In the US, there has been a history of systemic bias in the housing market. The housing program passed under the New Deal in 1933 led to widespread state-sponsored segregation that granted housing to mostly white middle or lower-middle-class families. Furthermore, The New Deal’s focus on the overdevelopment of suburbs and incentivized development away from the city led to a practice known as redlining, in which the Federal Housing Administration refused to insure mortgages in and near African-American neighborhoods. Redlining establishes risk assessments of community housing markets based on the social class and racial makeup and based on this risk assessment, many predominately African-American neighborhoods were not deemed worthy of the mortgages. These practices left a lasting impact on inequality in the US because upward mobility is impossible if systemic barriers are not removed. In 1968, the Fair Housing Act was created to combat redlining and other practices, stating that “people should not be discriminated against for the purchase of a home, rental of a property or qualification of a lease based on race, national origin or religion”. The Fair Housing Act did mitigate this issue, however, the introduction of unethical AI practices in housing practices has provided a way to continue the racial discrimination of the 1930s.
Algorithms and other forms of machine learning are utilized in granting housing loans and other steps in the housing application because they allow for instantaneous approval and are able to process and analyze large data sets. However, because of the millions of data points that these algorithms process, it can be difficult to pinpoint what causes the algorithm to reject or accept an applicant. For instance, if an applicant lives in a low-income neighborhood, their activity may indicate that they are often with others who cannot pay their rent, and because of the interconnection of these data points, it is more likely that the applicant would not make their payments and the housing loan application is denied. With 1.3 million creditworthy applications of color rejected between 2008 and 2015, the use of technology in housing AI has demonstrated the underlying discrimination that exists in the upward mobility of minorities; the people that create these algorithms are focused on generating revenue and oftentimes human biases enter algorithms because they are created by humans. Because of the assumption these technological systems are bias-free, this problem has even extended to credit scores as well. International companies such as Kreditech and FICO are gathering information from applicants’ social media networks and cellphones to gather the type of people the applicant is with to determine if they are reliable borrowers. This disproportionately impacts low-income people who have reduced mobility due to factors outside their control such as their zip code or social class.

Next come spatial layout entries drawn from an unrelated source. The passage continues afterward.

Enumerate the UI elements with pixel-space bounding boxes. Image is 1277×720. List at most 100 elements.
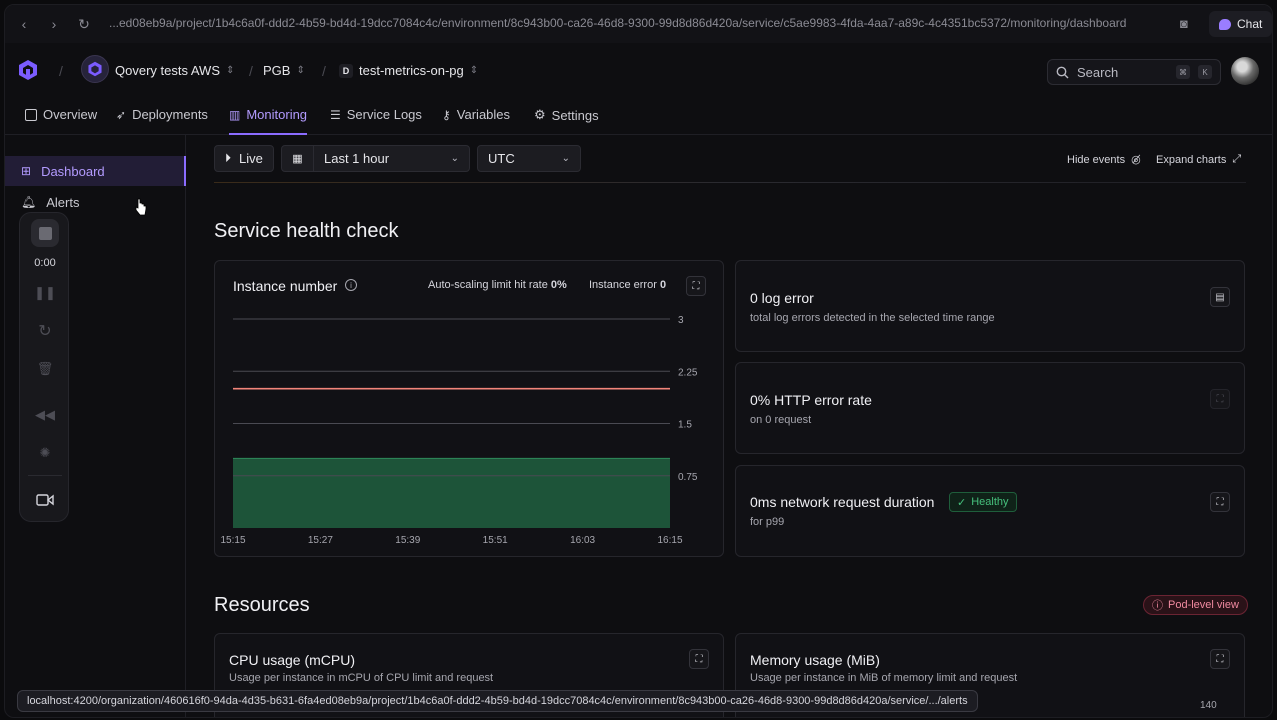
expand-chart-button[interactable]: ⛶ (686, 276, 706, 296)
info-icon[interactable]: i (345, 279, 357, 291)
status-badge: ✓ Healthy (949, 492, 1017, 512)
org-selector[interactable]: Qovery tests AWS ⇕ (115, 63, 234, 78)
delete-button[interactable]: 🗑︎ (31, 355, 59, 383)
org-avatar[interactable] (81, 55, 109, 83)
focus-icon: ⛶ (1216, 393, 1224, 405)
chat-bubble-icon (1219, 18, 1231, 30)
effects-button[interactable]: ✺ (31, 439, 59, 467)
section-title-resources: Resources (214, 594, 310, 616)
expand-http-button[interactable]: ⛶ (1210, 389, 1230, 409)
pod-level-view-button[interactable]: ⓘ Pod-level view (1143, 595, 1248, 615)
check-circle-icon: ✓ (957, 496, 967, 509)
timezone-value: UTC (488, 151, 515, 166)
open-logs-button[interactable]: ▤ (1210, 287, 1230, 307)
chat-button[interactable]: Chat (1209, 11, 1272, 37)
instance-error-label: Instance error (589, 279, 657, 291)
log-error-title: 0 log error (750, 290, 814, 306)
memory-axis-tick: 140 (1200, 700, 1217, 711)
service-type-badge: D (339, 63, 353, 78)
k-key-hint: K (1198, 65, 1212, 79)
rewind-icon: ◀◀ (35, 407, 55, 422)
tab-deployments[interactable]: ➶ Deployments (116, 107, 208, 122)
overview-icon (25, 108, 37, 121)
chevron-updown-icon: ⇕ (469, 65, 479, 76)
service-selector[interactable]: D test-metrics-on-pg ⇕ (339, 63, 478, 78)
focus-icon: ⛶ (1216, 496, 1224, 508)
address-bar[interactable]: ...ed08eb9a/project/1b4c6a0f-ddd2-4b59-b… (109, 16, 1169, 30)
log-error-card: 0 log error total log errors detected in… (735, 260, 1245, 352)
network-duration-card: 0ms network request duration ✓ Healthy f… (735, 465, 1245, 557)
tab-settings[interactable]: ⚙ Settings (534, 107, 599, 123)
live-label: Live (239, 151, 263, 166)
autoscale-stat: Auto-scaling limit hit rate 0% (428, 279, 567, 291)
autoscale-value: 0% (550, 279, 567, 291)
expand-charts-button[interactable]: Expand charts ⤢ (1156, 153, 1241, 166)
instance-error-stat: Instance error 0 (589, 279, 666, 291)
hide-events-button[interactable]: Hide events ◎̸ (1067, 153, 1141, 167)
tab-service-logs[interactable]: ☰ Service Logs (330, 107, 422, 122)
stop-recording-button[interactable] (31, 219, 59, 247)
info-icon: ⓘ (1152, 600, 1163, 612)
logs-icon: ▤ (1215, 291, 1225, 303)
recorder-divider (28, 475, 62, 476)
pause-icon: ❚❚ (34, 285, 56, 300)
time-range-value: Last 1 hour (324, 151, 390, 166)
search-icon (1056, 66, 1069, 78)
chart-icon: ▥ (229, 107, 241, 122)
tab-overview[interactable]: Overview (25, 107, 97, 122)
restart-icon: ↻ (38, 323, 52, 340)
calendar-icon: ▦ (282, 146, 314, 171)
chevron-down-icon: ⌄ (561, 153, 570, 164)
camera-icon[interactable]: ◙ (1180, 16, 1188, 31)
sidebar-item-dashboard[interactable]: ⊞ Dashboard (5, 156, 186, 186)
timezone-select[interactable]: UTC ⌄ (477, 145, 581, 172)
x-tick-label: 15:39 (395, 535, 420, 546)
tab-monitoring[interactable]: ▥ Monitoring (229, 107, 308, 135)
chevron-updown-icon: ⇕ (296, 65, 305, 76)
project-selector[interactable]: PGB ⇕ (263, 63, 305, 78)
breadcrumb-separator: / (59, 63, 63, 79)
play-circle-icon: ⏵ (225, 151, 232, 165)
project-name: PGB (263, 63, 291, 78)
logs-icon: ☰ (330, 107, 341, 122)
search-input[interactable]: Search ⌘ K (1047, 59, 1221, 85)
y-tick-label: 0.75 (678, 472, 698, 483)
back-icon[interactable]: ‹ (9, 9, 39, 39)
time-range-select[interactable]: ▦ Last 1 hour ⌄ (281, 145, 470, 172)
expand-memory-button[interactable]: ⛶ (1210, 649, 1230, 669)
eye-off-icon: ◎̸ (1131, 154, 1141, 166)
restart-button[interactable]: ↻ (31, 317, 59, 345)
reload-icon[interactable]: ↻ (69, 9, 99, 39)
expand-cpu-button[interactable]: ⛶ (689, 649, 709, 669)
network-duration-title: 0ms network request duration (750, 494, 935, 510)
tab-label: Variables (456, 107, 511, 122)
series-area (233, 458, 670, 528)
user-avatar[interactable] (1231, 57, 1259, 85)
x-tick-label: 15:27 (308, 535, 333, 546)
link-preview-statusbar: localhost:4200/organization/460616f0-94d… (17, 690, 978, 712)
x-tick-label: 15:15 (220, 535, 245, 546)
pause-button[interactable]: ❚❚ (31, 279, 59, 307)
y-tick-label: 1.5 (678, 420, 692, 431)
live-button[interactable]: ⏵ Live (214, 145, 274, 172)
instance-error-value: 0 (659, 279, 667, 291)
tab-label: Settings (551, 107, 599, 123)
y-tick-label: 3 (678, 315, 684, 326)
recording-timer: 0:00 (34, 257, 56, 269)
bell-icon: 🔔︎ (21, 195, 37, 209)
rewind-button[interactable]: ◀◀ (31, 401, 59, 429)
video-camera-icon (36, 494, 54, 506)
expand-network-button[interactable]: ⛶ (1210, 492, 1230, 512)
camera-toggle-button[interactable] (31, 486, 59, 514)
qovery-logo-icon[interactable] (17, 59, 39, 81)
focus-icon: ⛶ (1216, 653, 1224, 665)
forward-icon[interactable]: › (39, 9, 69, 39)
pod-level-view-label: Pod-level view (1168, 599, 1239, 611)
tab-label: Overview (43, 107, 98, 122)
tab-variables[interactable]: ⚷ Variables (442, 107, 510, 122)
log-error-subtitle: total log errors detected in the selecte… (750, 312, 995, 324)
sidebar-item-label: Alerts (46, 194, 80, 210)
y-tick-label: 2.25 (678, 367, 698, 378)
breadcrumb-separator: / (322, 63, 326, 79)
rocket-icon: ➶ (116, 107, 127, 122)
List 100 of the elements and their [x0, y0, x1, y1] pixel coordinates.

So what has been done to mitigate this issue? A proposed ruling by the Department of Housing and Urban Development in August 2019 stated that landlords and lenders who use third-party machine learning to decide who can get approved for loans cannot be held responsible for discrimination that arises from the technology used. Instead, if applicants feel discriminated against then the algorithm can be broken down to be examined, however, this is not a feasible solution to this problem because, as previously mentioned, the algorithms utilized are extremely complex and there is not one singular factor or person at fault for this systemic issue. Instead, advocates for racial equality believe that transparency and continuous testing of algorithms with sample data can be a reliable solution to this issue. Furthermore, the root of the problem must be addressed in how these systems are designed in the first place due to a lack of diversity in the technology career field. If companies were more transparent about the machine learning systems used and had increased diversity in technology spaces to recognize if and when there is racial bias in artificial intelligence, then we can all be one step closer to solving this long-standing issue.